The second approach, and the one I clearly favor, is to understand that knowledge can be a burden. This has become more popular over the years, I think, and lots of people these days will tell you that it’s often good to keep a secret if it will save someone else from pain. This is true, and relevant in your case (assuming the details you left out are not like, a secret second family or that the person you slept with is her best friend), and if you are at all familiar with my writing probably why you chose to ask me what to do.

However, I want to be very clear that doing something ultimately more kind here does not make you a good person. Lying to someone you love to protect them from knowing what you’ve done puts you on about the same moral ground as a firefighter who rescues someone from a building he set on fire.

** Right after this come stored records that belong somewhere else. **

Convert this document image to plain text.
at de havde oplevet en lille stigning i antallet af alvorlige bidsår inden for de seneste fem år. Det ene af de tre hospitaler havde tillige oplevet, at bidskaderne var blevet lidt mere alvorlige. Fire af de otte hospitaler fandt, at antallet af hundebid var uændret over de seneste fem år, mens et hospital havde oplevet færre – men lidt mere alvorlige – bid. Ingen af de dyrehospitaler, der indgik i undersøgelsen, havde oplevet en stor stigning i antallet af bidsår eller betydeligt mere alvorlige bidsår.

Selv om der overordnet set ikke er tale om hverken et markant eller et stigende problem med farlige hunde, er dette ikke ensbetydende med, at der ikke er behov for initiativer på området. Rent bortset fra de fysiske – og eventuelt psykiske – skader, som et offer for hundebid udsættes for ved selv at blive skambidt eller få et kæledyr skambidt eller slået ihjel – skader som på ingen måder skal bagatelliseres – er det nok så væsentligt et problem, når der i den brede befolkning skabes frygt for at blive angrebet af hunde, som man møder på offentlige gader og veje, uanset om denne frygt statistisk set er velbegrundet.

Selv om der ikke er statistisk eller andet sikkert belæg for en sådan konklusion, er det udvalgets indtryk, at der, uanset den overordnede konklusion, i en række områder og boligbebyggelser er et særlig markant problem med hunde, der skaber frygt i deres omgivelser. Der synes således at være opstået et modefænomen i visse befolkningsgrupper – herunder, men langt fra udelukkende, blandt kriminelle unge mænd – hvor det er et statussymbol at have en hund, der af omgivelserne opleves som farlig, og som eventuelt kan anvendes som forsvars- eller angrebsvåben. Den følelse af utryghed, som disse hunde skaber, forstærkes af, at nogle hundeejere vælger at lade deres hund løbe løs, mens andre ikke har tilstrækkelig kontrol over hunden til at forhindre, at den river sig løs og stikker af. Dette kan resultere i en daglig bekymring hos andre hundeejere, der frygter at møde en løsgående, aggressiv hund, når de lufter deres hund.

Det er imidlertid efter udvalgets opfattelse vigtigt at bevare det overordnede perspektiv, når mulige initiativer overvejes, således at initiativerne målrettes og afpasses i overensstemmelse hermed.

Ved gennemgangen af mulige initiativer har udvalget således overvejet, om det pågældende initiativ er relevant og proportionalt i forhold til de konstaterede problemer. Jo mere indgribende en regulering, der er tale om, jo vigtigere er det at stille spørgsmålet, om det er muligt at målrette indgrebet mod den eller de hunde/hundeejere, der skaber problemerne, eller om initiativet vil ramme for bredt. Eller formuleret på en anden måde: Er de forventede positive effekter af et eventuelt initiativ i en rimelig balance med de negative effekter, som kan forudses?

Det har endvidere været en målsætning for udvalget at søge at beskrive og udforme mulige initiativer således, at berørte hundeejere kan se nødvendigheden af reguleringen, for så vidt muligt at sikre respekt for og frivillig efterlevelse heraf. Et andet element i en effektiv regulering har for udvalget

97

This crisis you’ve been suppressing isn’t meant to be resolved, it’s meant to be endured. Life is mainly about making choices and then living with them—feeling guilt and regret about taking the cowardly option when you had a chance to fully confess is the consequence of that choice. You didn’t give me a ton of detail to work with but the few facts I do have (you cheated, you confessed but only partially, you want to keep it a secret but don’t) make me think you’re a little fickle, or prefer to have things both ways. That’s not really possible here, I’m afraid. If you don’t want to tell your wife the whole story then you have to deal with feeling like a terrible disappointment to yourself from time to time. There’s no escaping that truth, simply letting it serve as a reminder and, hopefully, a guide for future choices.

Speaking of deception, one housekeeping note here to the people writing in to ask what they should do after fabricating a rape allegation: At least create a burner email with a woman’s name you shitheads.